Currently, he’s focusing on breast cancer. Goodall remains mum, but the word from observers such as Geoff Lindeman, a breast cancer expert at the Walter and Eliza Hall Institute in Melbourne, is that Goodall’s group has publications in the pipeline that will add to an important discovery revealed last month in the journal Nature.

As reported in The Australian (14/1), US researchers identified three miRNAs that halt the spread of breast cancer to the lungs and bones of women with the most dangerous forms of the disease. The team leader Joan Massague, head of the cancer biology and genetics program at the Memorial Sloan-Kettering Cancer Center in New York, said: “The tiny RNAs prevent the spread of cancer by interfering with the expression of genes that give cancer cells the ability to proliferate and migrate (to other parts of the body)”.

According to Massague, that makes miRNAs “tiny targets” for drug development: control the miRNAs and control the disease. Arndt agrees, pointing to two approaches. The first would be to give a patient a drug containing miRNAS to boost levels of critical miRNAS. That follows the findings from Massague’s team. When the three miRNAs they identified were low or absent, the cancer spread. But when they put them into cancer cells implanted in mice, the deadly cells could not spread.

Arndt says the second strategy is to directly target the miRNAs in a person’s body. Like more conventional therapies, drugs would boost or suppress miRNAs which themselves boost or suppress the activity of genes involved in a disease or condition.

But as Arndt’s work with colorectal cancer suggests, miRNAs also hold huge promise as diagnostic tools, helping doctors to detect diseases early on and to monitor the effectiveness of treatment. Astonishingly, while the entire field of human miRNA only got rolling in 2000, the Israeli firm Rosettta Genomics predicts it will have miRNA-based diagnostic and predictive tests for brain cancers on the market by the end of the year. Treatments for cancers and viruses are bound to follow in the next few years.

All this from a left-field discovery of an RNA “gene” in a nematode worm, first reported in the journal Cell in 1993. At the time conventional wisdom was that genes were found in deoxyribonucleic acid, the famous double-helix of DNA. Genes told single-stranded RNA what to do and the RNA got onto it, synthesising proteins. But to universal surprise that’s what the weird RNA worm “gene” appeared to do.

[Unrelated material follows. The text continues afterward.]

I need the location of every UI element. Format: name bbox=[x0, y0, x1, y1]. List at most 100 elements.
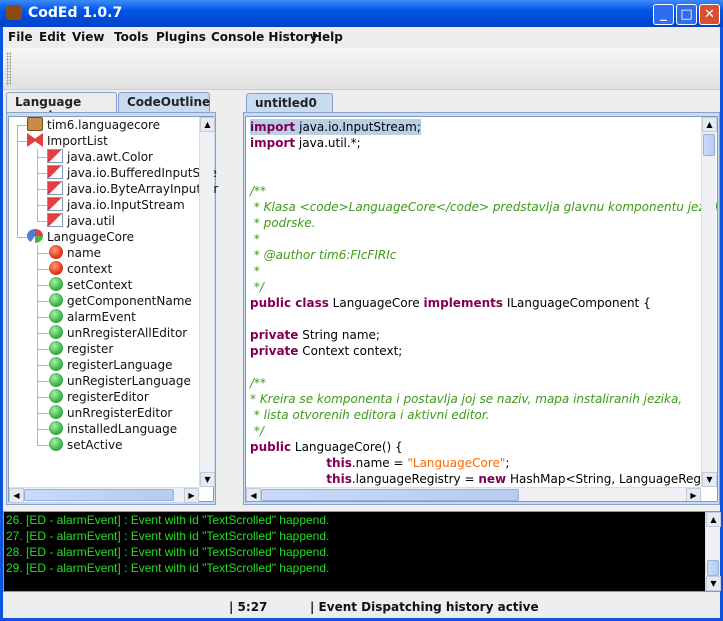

Further investigation uncovered the truth. The “gene” was a miRNA, says Goodall: “It was an unsuspected type of genetic regulator that is really just a small piece of RNA.” In other words, a totally new system of controlling what goes on in the human body had been discovered in a worm. The race is on to find out what regulates the newfound regulators.

That’s why Murray Cairns suspected that miRNAs had a role in the onset of the disordered thinking and hallucinations that are the hallmark of schizophrenia. “I thought it could have something to do with how the genes are regulated, rather than a series of genetic mutations,” he recalls.

To find out Cairns looked at a “thinking” brain region, the temporal cortex. He discovered that two-thirds of genes were more active, and one-third less active, in people who died from schizophrenia compared to people without the disorder. Significantly, the Cairns and SRI colleagues have just showed the differences correspond to levels of miRNAs in the brain, and have strong evidence that the miRNAs “disregulate” gene activity in the brains of people with schizophrenia.

Given the complexity of schizophrenia, it’s early days yet. But Cairns has big plans for the tiny regulators.